Tenemos una esperanza: en su Cruz hemos sido sanados y abrazados para que nadie
ni nada nos separe de su amor redentor. En medio del aislamiento donde estamos
sufriendo la falta de los afectos y de los encuentros, experimentando la
carencia de tantas cosas, escuchemos una vez más el anuncio que nos salva: ha
resucitado y vive a nuestro lado.
El Señor nos
interpela desde su Cruz a reencontrar la vida que nos espera, a mirar a
aquellos que nos reclaman, a potenciar, reconocer e incentivar la gracia que
nos habita. No apaguemos la llama humeante (cf. Is 42,3), que nunca enferma, y
dejemos que reavive la esperanza.
Abrazar su Cruz es
animarse a abrazar todas las contrariedades del tiempo presente, abandonando
por un instante nuestro afán de omnipotencia y posesión para darle espacio a la
creatividad que sólo el Espíritu es capaz de suscitar.
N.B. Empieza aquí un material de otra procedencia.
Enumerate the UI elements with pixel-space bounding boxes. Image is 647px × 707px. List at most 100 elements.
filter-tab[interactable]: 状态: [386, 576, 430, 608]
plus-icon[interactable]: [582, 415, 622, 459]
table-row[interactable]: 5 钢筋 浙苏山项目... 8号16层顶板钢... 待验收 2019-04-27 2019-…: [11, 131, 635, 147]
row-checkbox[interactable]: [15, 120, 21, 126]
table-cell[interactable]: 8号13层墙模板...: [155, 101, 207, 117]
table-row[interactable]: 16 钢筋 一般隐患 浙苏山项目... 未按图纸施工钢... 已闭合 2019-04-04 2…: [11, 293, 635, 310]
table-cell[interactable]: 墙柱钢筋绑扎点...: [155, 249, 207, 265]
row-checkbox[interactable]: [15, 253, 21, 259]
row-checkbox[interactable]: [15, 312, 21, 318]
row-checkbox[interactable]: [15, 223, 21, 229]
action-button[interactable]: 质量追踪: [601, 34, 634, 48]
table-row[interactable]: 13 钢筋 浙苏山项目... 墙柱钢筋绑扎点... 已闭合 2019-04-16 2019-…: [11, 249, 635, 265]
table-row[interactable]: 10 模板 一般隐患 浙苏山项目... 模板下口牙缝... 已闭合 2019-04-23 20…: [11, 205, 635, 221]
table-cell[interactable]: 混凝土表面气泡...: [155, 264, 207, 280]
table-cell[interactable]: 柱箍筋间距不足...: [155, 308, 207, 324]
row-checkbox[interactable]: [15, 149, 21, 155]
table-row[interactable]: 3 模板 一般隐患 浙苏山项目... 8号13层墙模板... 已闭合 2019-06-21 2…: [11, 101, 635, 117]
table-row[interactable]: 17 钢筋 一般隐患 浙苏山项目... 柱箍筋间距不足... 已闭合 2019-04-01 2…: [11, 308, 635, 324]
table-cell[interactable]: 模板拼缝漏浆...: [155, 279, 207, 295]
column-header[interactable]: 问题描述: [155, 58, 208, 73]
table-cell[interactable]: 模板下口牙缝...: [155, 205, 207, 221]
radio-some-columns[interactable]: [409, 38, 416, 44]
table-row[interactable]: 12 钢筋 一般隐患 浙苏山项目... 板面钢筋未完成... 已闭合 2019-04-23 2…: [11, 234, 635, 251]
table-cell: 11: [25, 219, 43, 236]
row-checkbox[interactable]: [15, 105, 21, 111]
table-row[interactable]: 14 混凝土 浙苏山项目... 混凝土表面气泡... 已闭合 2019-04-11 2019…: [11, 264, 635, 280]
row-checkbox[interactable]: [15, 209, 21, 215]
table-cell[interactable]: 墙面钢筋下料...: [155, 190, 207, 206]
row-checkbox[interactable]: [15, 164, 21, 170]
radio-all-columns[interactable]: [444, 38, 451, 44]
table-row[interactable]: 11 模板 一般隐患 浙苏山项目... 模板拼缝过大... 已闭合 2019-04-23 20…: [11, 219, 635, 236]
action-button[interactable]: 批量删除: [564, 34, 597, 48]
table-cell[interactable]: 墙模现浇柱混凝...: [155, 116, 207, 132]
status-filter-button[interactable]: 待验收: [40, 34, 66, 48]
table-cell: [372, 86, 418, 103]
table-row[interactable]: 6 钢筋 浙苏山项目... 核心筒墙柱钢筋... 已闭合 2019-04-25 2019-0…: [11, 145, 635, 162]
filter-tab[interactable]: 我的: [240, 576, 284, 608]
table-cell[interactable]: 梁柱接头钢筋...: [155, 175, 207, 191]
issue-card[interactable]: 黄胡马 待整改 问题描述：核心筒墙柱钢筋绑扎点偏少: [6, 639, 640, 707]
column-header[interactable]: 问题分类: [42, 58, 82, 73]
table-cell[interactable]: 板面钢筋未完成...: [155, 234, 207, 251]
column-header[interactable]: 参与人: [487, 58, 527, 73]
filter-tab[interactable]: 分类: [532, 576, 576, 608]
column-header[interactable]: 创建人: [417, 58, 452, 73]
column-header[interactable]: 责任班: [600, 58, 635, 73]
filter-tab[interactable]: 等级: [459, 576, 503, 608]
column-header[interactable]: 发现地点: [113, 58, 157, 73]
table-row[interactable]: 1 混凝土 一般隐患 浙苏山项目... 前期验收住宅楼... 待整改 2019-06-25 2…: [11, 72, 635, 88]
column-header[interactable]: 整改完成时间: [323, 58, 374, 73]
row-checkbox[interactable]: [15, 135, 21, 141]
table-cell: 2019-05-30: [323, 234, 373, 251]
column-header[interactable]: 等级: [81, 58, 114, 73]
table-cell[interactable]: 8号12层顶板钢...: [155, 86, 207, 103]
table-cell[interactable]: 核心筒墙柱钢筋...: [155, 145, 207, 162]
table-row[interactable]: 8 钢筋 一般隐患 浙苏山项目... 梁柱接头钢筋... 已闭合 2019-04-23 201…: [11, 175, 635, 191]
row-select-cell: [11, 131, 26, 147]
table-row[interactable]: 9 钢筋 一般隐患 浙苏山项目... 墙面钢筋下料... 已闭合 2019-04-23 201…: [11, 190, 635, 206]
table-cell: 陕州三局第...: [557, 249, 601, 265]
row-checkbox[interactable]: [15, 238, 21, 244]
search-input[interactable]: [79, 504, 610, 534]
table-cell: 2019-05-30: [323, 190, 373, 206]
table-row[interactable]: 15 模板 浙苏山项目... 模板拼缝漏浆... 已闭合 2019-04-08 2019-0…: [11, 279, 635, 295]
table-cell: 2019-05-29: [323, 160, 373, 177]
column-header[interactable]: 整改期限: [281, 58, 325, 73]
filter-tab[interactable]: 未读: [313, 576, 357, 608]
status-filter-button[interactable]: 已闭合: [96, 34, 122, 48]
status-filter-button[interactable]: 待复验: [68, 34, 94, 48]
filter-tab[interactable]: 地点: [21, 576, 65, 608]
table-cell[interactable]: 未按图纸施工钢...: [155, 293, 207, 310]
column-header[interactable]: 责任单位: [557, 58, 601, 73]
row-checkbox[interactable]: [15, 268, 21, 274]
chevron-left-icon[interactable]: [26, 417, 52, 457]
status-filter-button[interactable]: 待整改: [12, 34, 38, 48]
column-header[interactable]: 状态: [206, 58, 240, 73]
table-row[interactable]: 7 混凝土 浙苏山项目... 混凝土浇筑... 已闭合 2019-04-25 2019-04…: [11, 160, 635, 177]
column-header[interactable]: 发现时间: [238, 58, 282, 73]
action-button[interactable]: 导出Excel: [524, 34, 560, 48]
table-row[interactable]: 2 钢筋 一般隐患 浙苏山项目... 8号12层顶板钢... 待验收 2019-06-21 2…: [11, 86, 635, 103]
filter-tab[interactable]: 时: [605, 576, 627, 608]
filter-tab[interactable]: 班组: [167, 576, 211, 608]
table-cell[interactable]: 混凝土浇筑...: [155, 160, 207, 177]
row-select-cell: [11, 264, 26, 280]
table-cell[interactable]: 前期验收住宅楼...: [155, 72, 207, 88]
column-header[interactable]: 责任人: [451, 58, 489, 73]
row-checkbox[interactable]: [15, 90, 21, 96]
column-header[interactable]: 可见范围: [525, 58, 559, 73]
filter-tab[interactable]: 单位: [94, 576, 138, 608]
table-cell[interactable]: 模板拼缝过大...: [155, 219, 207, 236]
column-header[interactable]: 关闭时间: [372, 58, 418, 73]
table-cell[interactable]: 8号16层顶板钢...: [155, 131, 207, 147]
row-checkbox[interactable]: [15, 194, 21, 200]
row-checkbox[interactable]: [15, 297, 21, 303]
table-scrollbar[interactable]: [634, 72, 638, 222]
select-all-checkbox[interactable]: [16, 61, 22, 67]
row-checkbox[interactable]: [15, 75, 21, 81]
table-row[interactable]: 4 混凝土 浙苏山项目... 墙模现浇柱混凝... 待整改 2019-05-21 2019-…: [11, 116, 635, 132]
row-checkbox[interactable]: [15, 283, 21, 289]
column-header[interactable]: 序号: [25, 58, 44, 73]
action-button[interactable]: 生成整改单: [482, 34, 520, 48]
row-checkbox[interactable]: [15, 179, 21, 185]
Es animarse a motivar
espacios donde todos puedan sentirse convocados y permitir nuevas formas de
hospitalidad, de fraternidad y de solidaridad.
En su Cruz hemos
sido salvados para hospedar la esperanza y dejar que sea ella quien fortalezca
y sostenga todas las medidas y caminos posibles que nos ayuden a cuidarnos y a
cuidar. Abrazar al Señor para abrazar la esperanza. Esta es la fuerza de la fe,
que libera del miedo y da esperanza.
«¿Por qué tenéis
miedo? ¿Aún no tenéis fe?». Queridos hermanos y hermanas: Desde este lugar, que
narra la fe pétrea de Pedro, esta tarde me gustaría confiarlos a todos al
Señor, a través de la intercesión de la Virgen, salud de su pueblo, estrella
del mar tempestuoso. Desde esta columnata que abraza a Roma y al mundo,
descienda sobre vosotros, como un abrazo consolador, la bendición de Dios.
Señor, bendice al
mundo, da salud a los cuerpos y consuela los corazones. Nos pides que no
sintamos temor. Pero nuestra fe es débil Señor y tenemos miedo. Mas tú, Señor,
no nos abandones a merced de la tormenta. Repites de nuevo: «No tengáis miedo»
(Mt 28,5). Y nosotros, junto con Pedro, “descargamos en ti todo nuestro agobio,
porque sabemos que Tú nos cuidas” (cf. 1 P 5,7).